それで何度目かの突撃を試みたところ、急に扉が開いてバランスを崩し、俺の胸に顔を打ち付けたってわけだ。
「……はあ。なんかうん、もういいや」
「あなたが聞いたんでしょう」
「うん。で、依頼は?」
苛立つ相手の言葉を営業スマイルで黙殺し、俺は先を促した。少女は小さく肩を落とし溜息を吐くと、居住まいを正し俺の目を見つめた。
「調べてほしい人がいるの」
真剣な表情で告げてくる。鼻の赤みはだいぶ引いたようだ。
「ほほう。彼氏か?」
「ううん、パパよ」
パパねえ。
「……そりゃアレか? パトロン的な意味のか?」
俺の言葉に、少女はしばらく考えるような素振りを見せた。そしてようやく言わんとしていることに思い至ったのか、急速に顔を紅潮させわめいた。
「ち、違うわよっ! 馬鹿じゃないの!?」
「じゃあファザー的なほう?」
「そう言ってるじゃない! 父上! お父さん! アンダースタン!?」
ふうふうと肩で息をしている女子高生。
「わかった、わかったよ。んで、そりゃまたなんで?」
質問した途端、急に黙りこむ依頼人。
「おい……?」
「……いの」
何やらもごもごと呟くだけで、全く要領を得ない。
「おいおい。言いたくねえっつうんなら構わねえが、それじゃ依頼の件もナシだぜ?」
「ま、待って! 話す、話すわ!」
急に大声を出すな。耳がキーンとなっちまった。
俺は軽く顎をしゃくって先を促した。
「パパの様子が、最近おかしいの」
「様子?」
「ええ。妙に帰りが遅かったり、休みの日も一人でどこかへ出掛けたり。それで、その……浮気をしているんじゃないかって」
あー、なるほどな。俺はぼりぼりと頭を掻いた。こいつが十六、七だとすると、親父は四十前後か? 金のある家柄みてえだし、あり得ない話じゃねえな。
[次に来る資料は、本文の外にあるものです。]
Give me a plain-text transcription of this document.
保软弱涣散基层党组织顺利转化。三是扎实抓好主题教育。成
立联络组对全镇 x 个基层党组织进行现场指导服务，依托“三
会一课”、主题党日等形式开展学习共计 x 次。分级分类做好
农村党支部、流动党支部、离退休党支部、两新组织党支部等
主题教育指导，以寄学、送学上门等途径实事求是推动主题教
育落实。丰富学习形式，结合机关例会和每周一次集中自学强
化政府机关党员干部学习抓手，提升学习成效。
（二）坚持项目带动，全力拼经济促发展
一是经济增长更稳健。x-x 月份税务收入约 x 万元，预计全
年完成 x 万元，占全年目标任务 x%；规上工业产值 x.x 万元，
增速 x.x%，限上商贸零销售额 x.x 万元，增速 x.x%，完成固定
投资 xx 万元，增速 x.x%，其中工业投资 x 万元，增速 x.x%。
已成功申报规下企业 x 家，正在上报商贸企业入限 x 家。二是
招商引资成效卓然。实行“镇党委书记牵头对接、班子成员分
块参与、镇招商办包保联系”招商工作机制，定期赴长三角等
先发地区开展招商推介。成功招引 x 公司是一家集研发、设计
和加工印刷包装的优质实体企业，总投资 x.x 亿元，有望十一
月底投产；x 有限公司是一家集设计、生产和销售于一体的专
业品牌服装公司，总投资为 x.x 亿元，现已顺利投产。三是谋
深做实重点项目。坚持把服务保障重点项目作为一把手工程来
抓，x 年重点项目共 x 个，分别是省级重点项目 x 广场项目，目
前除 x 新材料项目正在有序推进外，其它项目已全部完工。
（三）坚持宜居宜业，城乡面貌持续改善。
探偵にとって、浮気調査の依頼は最も多い仕事のひとつだ。俺には今まで決定的証拠を何度も入手してきたノウハウがある。仕事それ自体は難しいものじゃないだろう。
しかし、依頼を受ける前にまず確認しておかなければならないことがあった。
俺はつとめて険しい表情を作り、口を開いた。